January 27, 2015
There’s a particularly pedantic moment in the particularly pedantic film The Normal Heart, a cinematic rendering of Larry Kramer’s play about his role in the AIDS crisis in the 1980s. Ned Weeks, a thinly-disguised version of Kramer, delivers a speech that seemed to presage the more recent film, The Imitation Game, about Alan Turing.
Did you know that it was an openly gay Englishman who's responsible for winning World War II? His name's Alan Turing and he cracked the Germans' Enigma code. After the war was over, he committed suicide because he was so haunted for being gay. Why don't they teach any of that in schools? A gay man is responsible for winning World War II. If they did maybe he wouldn't have killed himself and you wouldn't be so terrified of who you are.
The gay community is notoriously bad at history, reinventing actual events or blatantly mislabeling them in its relentless quest for respectability, a desire to prove that gay are the most persecuted minority on the planet, and an ongoing effort to tie everything possibly gay to the larger agenda towards gay marriage. So, it’s no surprise that Weeks’/Kramer’s version of Turing’s signficance and life is so skewed.

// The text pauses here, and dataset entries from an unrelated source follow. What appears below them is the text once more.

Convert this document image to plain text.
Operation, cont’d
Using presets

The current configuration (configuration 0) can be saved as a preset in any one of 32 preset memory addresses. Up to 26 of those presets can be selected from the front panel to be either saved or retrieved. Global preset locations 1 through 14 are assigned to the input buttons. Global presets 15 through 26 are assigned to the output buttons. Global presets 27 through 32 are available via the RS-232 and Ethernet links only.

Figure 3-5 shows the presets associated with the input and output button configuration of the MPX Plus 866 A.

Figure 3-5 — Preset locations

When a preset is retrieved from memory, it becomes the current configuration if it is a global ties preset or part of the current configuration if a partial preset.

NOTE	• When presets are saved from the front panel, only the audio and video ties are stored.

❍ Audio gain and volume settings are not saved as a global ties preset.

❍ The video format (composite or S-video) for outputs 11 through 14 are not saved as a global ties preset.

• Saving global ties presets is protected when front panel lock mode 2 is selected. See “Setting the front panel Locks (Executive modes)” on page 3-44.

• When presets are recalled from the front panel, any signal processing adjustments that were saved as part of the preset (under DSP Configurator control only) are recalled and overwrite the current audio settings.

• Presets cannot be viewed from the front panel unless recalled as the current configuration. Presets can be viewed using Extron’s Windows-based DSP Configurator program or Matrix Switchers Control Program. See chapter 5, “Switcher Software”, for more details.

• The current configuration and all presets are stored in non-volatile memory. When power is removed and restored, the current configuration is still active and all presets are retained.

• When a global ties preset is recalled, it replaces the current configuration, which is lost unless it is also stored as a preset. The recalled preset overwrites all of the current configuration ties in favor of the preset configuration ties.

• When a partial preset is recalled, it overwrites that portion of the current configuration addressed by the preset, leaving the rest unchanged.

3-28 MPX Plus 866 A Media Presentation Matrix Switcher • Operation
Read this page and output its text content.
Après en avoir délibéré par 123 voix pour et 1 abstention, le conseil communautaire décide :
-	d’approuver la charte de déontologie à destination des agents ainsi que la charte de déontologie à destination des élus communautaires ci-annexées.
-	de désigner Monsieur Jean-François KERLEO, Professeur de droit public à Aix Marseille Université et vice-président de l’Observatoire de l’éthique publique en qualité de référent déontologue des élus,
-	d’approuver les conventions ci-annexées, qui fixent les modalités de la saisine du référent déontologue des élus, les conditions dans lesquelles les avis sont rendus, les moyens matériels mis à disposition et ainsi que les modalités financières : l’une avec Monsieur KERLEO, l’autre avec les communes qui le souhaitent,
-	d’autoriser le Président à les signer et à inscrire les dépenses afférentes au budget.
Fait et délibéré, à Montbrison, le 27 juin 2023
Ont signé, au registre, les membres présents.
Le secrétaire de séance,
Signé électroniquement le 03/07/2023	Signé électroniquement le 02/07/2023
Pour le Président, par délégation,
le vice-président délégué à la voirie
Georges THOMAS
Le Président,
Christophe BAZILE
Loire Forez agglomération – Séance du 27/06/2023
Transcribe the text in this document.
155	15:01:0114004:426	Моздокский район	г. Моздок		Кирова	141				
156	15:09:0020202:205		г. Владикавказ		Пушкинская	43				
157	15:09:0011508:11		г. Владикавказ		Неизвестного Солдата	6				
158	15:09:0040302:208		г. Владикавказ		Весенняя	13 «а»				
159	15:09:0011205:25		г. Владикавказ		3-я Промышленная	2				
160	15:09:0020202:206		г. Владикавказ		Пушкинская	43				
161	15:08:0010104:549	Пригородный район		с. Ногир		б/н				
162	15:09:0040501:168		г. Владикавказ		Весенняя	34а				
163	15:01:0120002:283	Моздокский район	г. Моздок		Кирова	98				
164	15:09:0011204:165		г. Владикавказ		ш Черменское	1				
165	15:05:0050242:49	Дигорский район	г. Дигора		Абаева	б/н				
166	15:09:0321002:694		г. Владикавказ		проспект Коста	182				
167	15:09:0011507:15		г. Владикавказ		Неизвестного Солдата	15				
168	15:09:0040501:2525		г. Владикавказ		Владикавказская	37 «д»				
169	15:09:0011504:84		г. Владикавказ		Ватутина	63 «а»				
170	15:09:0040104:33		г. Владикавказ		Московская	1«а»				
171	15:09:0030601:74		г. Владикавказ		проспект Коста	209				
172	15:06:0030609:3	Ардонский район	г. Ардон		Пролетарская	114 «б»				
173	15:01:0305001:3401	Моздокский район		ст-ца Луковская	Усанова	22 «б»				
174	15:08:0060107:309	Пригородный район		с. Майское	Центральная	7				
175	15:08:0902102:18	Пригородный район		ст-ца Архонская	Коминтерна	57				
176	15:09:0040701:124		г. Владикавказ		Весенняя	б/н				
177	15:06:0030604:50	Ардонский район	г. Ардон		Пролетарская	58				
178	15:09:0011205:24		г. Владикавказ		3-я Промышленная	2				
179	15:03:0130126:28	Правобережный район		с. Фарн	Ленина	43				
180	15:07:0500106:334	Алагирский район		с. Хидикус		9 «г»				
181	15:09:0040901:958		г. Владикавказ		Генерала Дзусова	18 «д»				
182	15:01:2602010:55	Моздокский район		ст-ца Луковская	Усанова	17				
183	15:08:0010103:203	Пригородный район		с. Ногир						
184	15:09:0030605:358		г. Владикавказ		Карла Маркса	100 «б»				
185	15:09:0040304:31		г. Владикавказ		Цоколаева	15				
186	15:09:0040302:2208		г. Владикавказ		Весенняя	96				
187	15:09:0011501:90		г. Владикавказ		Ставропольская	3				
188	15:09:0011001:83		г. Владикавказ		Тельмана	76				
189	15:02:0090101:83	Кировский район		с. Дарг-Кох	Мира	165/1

But Turing was not openly gay in the sense that we understand it today. Like many men of his time, whose lives were ruined when police discovered or entrapped them in alley or back room blowjobs, he was found guilty of charges of public indecency and it is quite likely that his career opportunities were severely curtailed thereafter. According to Anthony Hodges, whose Turing biography forms the basis of the new film, he never denied being gay and insisted he had done nothing wrong. But all of that is a far cry from being “openly gay” in the way we understand it, and to call him that is anachronistic and self-serving.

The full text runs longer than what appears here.